Turkey took the radical step of blocking access to Twitter on Thursday after Prime Minister Recep Tayyip Erdogan, whose government is engulfed in a vast corruption scandal, defiantly
vowed to "wipe out" the messaging service.
Erdogan, who has been in power since 2003, has also threatened to ban YouTube and Facebook following crucial local elections on March 30, which will be a test of the premier's popularity.
The government said it took a "preventive measure" after the US-based social media giant refused to abide by "hundreds of court rulings" since last January on the removal of content deemed illegal.
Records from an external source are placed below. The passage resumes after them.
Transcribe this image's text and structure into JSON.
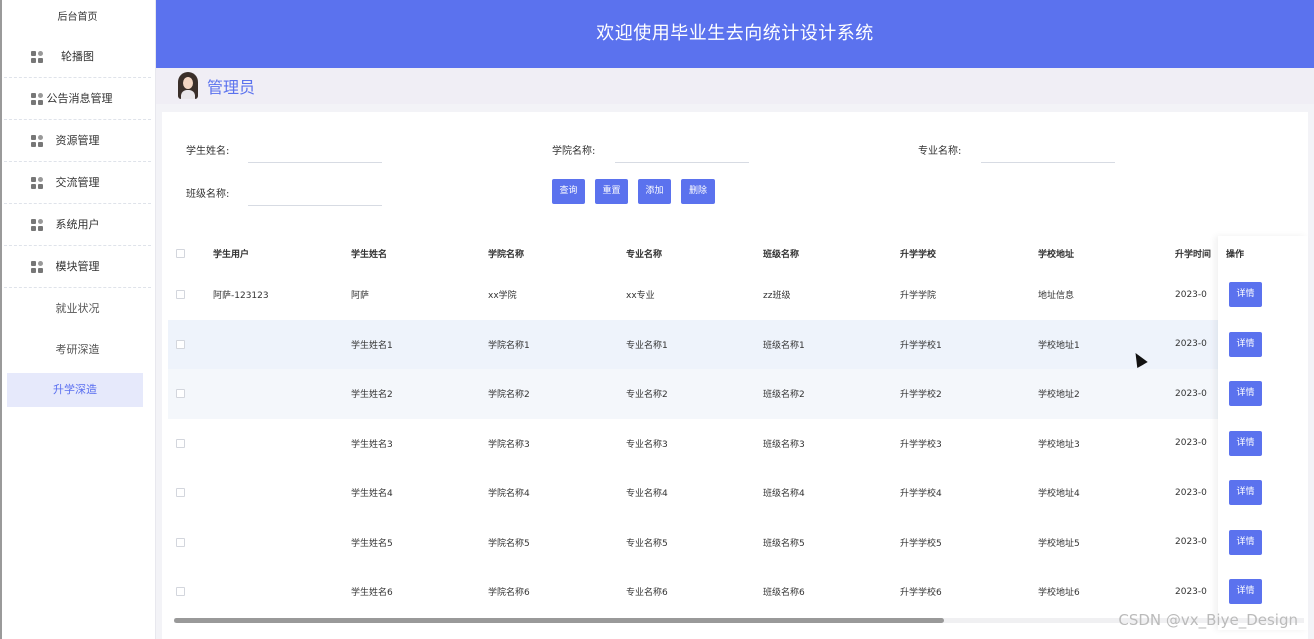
{
  "sidebar": {
    "home": "后台首页",
    "items": [
      {
        "label": "轮播图",
        "icon": "grid-icon"
      },
      {
        "label": "公告消息管理",
        "icon": "grid-icon"
      },
      {
        "label": "资源管理",
        "icon": "grid-icon"
      },
      {
        "label": "交流管理",
        "icon": "grid-icon"
      },
      {
        "label": "系统用户",
        "icon": "grid-icon"
      },
      {
        "label": "模块管理",
        "icon": "grid-icon"
      }
    ],
    "subitems": [
      {
        "label": "就业状况"
      },
      {
        "label": "考研深造"
      },
      {
        "label": "升学深造",
        "active": true
      }
    ]
  },
  "header": {
    "title": "欢迎使用毕业生去向统计设计系统"
  },
  "user": {
    "name": "管理员"
  },
  "filters": {
    "student_name_label": "学生姓名:",
    "college_name_label": "学院名称:",
    "major_name_label": "专业名称:",
    "class_name_label": "班级名称:"
  },
  "buttons": {
    "query": "查询",
    "reset": "重置",
    "add": "添加",
    "delete": "删除"
  },
  "table": {
    "columns": [
      "学生用户",
      "学生姓名",
      "学院名称",
      "专业名称",
      "班级名称",
      "升学学校",
      "学校地址",
      "升学时间",
      "操作"
    ],
    "rows": [
      [
        "阿萨-123123",
        "阿萨",
        "xx学院",
        "xx专业",
        "zz班级",
        "升学学院",
        "地址信息",
        "2023-0"
      ],
      [
        "",
        "学生姓名1",
        "学院名称1",
        "专业名称1",
        "班级名称1",
        "升学学校1",
        "学校地址1",
        "2023-0"
      ],
      [
        "",
        "学生姓名2",
        "学院名称2",
        "专业名称2",
        "班级名称2",
        "升学学校2",
        "学校地址2",
        "2023-0"
      ],
      [
        "",
        "学生姓名3",
        "学院名称3",
        "专业名称3",
        "班级名称3",
        "升学学校3",
        "学校地址3",
        "2023-0"
      ],
      [
        "",
        "学生姓名4",
        "学院名称4",
        "专业名称4",
        "班级名称4",
        "升学学校4",
        "学校地址4",
        "2023-0"
      ],
      [
        "",
        "学生姓名5",
        "学院名称5",
        "专业名称5",
        "班级名称5",
        "升学学校5",
        "学校地址5",
        "2023-0"
      ],
      [
        "",
        "学生姓名6",
        "学院名称6",
        "专业名称6",
        "班级名称6",
        "升学学校6",
        "学校地址6",
        "2023-0"
      ]
    ],
    "detail_label": "详情"
  },
  "watermark": "CSDN @vx_Biye_Design",
  "colors": {
    "accent": "#5b72ee",
    "active_bg": "#e6e9fb"
  }
}
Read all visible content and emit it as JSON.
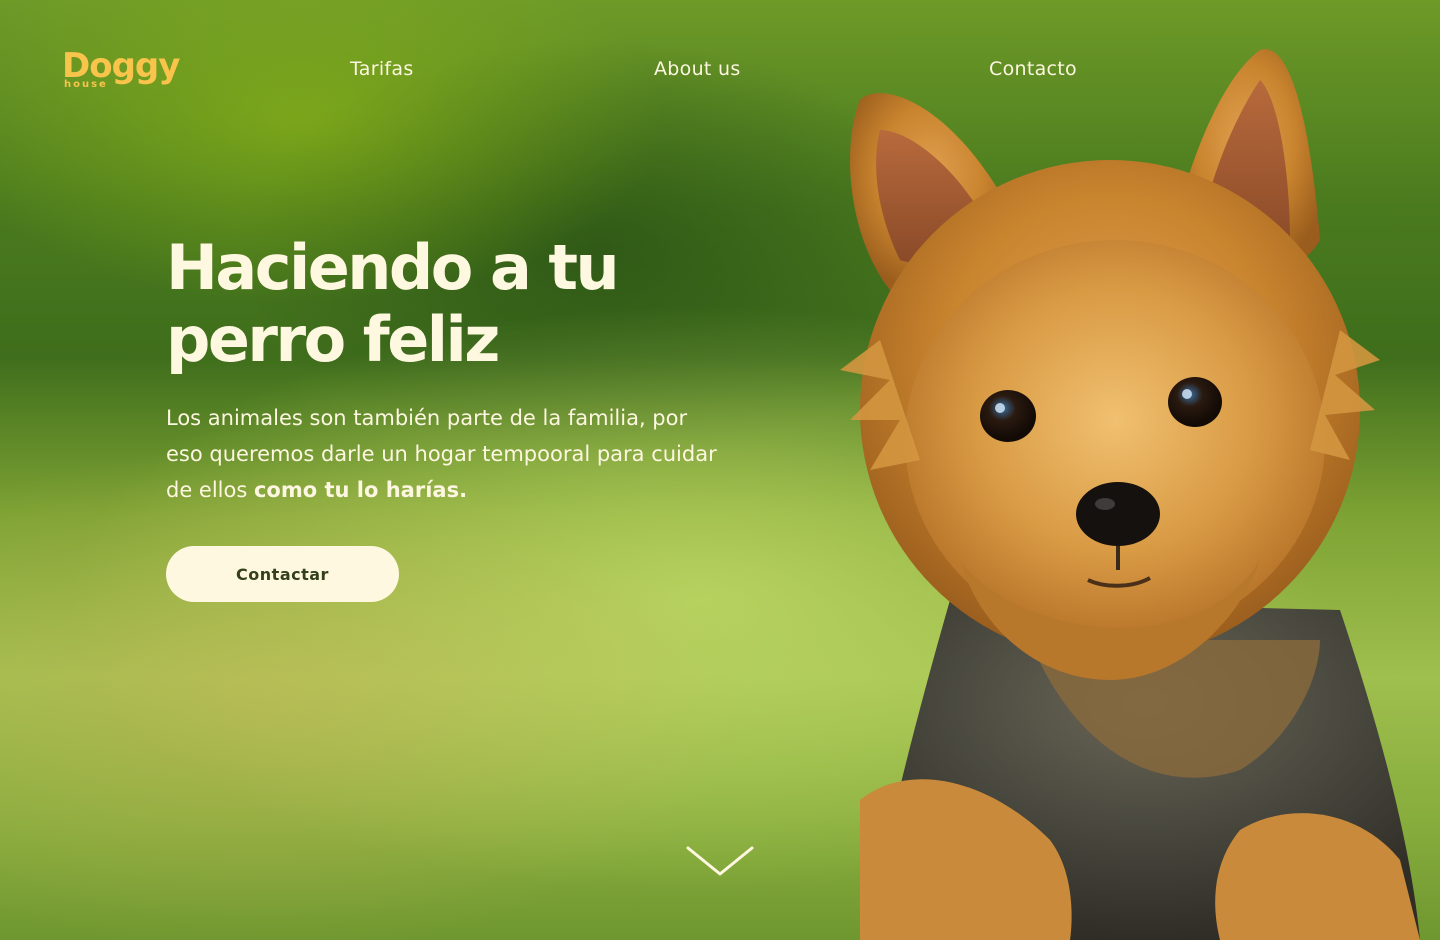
{
  "brand": {
    "logo_main": "Doggy",
    "logo_sub": "house",
    "accent_color": "#f9c44c"
  },
  "nav": {
    "items": [
      {
        "label": "Tarifas"
      },
      {
        "label": "About us"
      },
      {
        "label": "Contacto"
      }
    ]
  },
  "hero": {
    "headline_line1": "Haciendo a tu",
    "headline_line2": "perro feliz",
    "subtitle_part1": "Los animales son también parte de la familia, por eso queremos darle un hogar tempooral para cuidar de ellos ",
    "subtitle_bold": "como tu lo harías.",
    "cta_label": "Contactar",
    "cta_bg": "#fff8e1",
    "scroll_icon": "chevron-down-icon",
    "image": "yorkshire-terrier-photo"
  }
}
Critics however claim the government is trying to clampdown on the spread of corruption allegations targeting Erdogan and his inner circle, just ahead of the highly-charged elections.
Erdogan is facing mounting pressure after almost daily audio recordings spread across social media including Twitter purportedly exposed his alleged involvement in corruption.
Some of the most damaging information has come from two Twitter accounts under the names Haramzadeler ("Sons of Thieves") and Bascalan (a pseudonym meaning "Prime Thief" used to ridicule Prime Minister). They appear to have access to a huge trove of secret documents and police wiretaps linked to the investigation.
Voice tapes allegedly portray Erdogan talking with his son about disguising vast sums of money, as well as his interference in business deals, court cases, media coverage and the sale of prime property in Turkey's mega city Istanbul.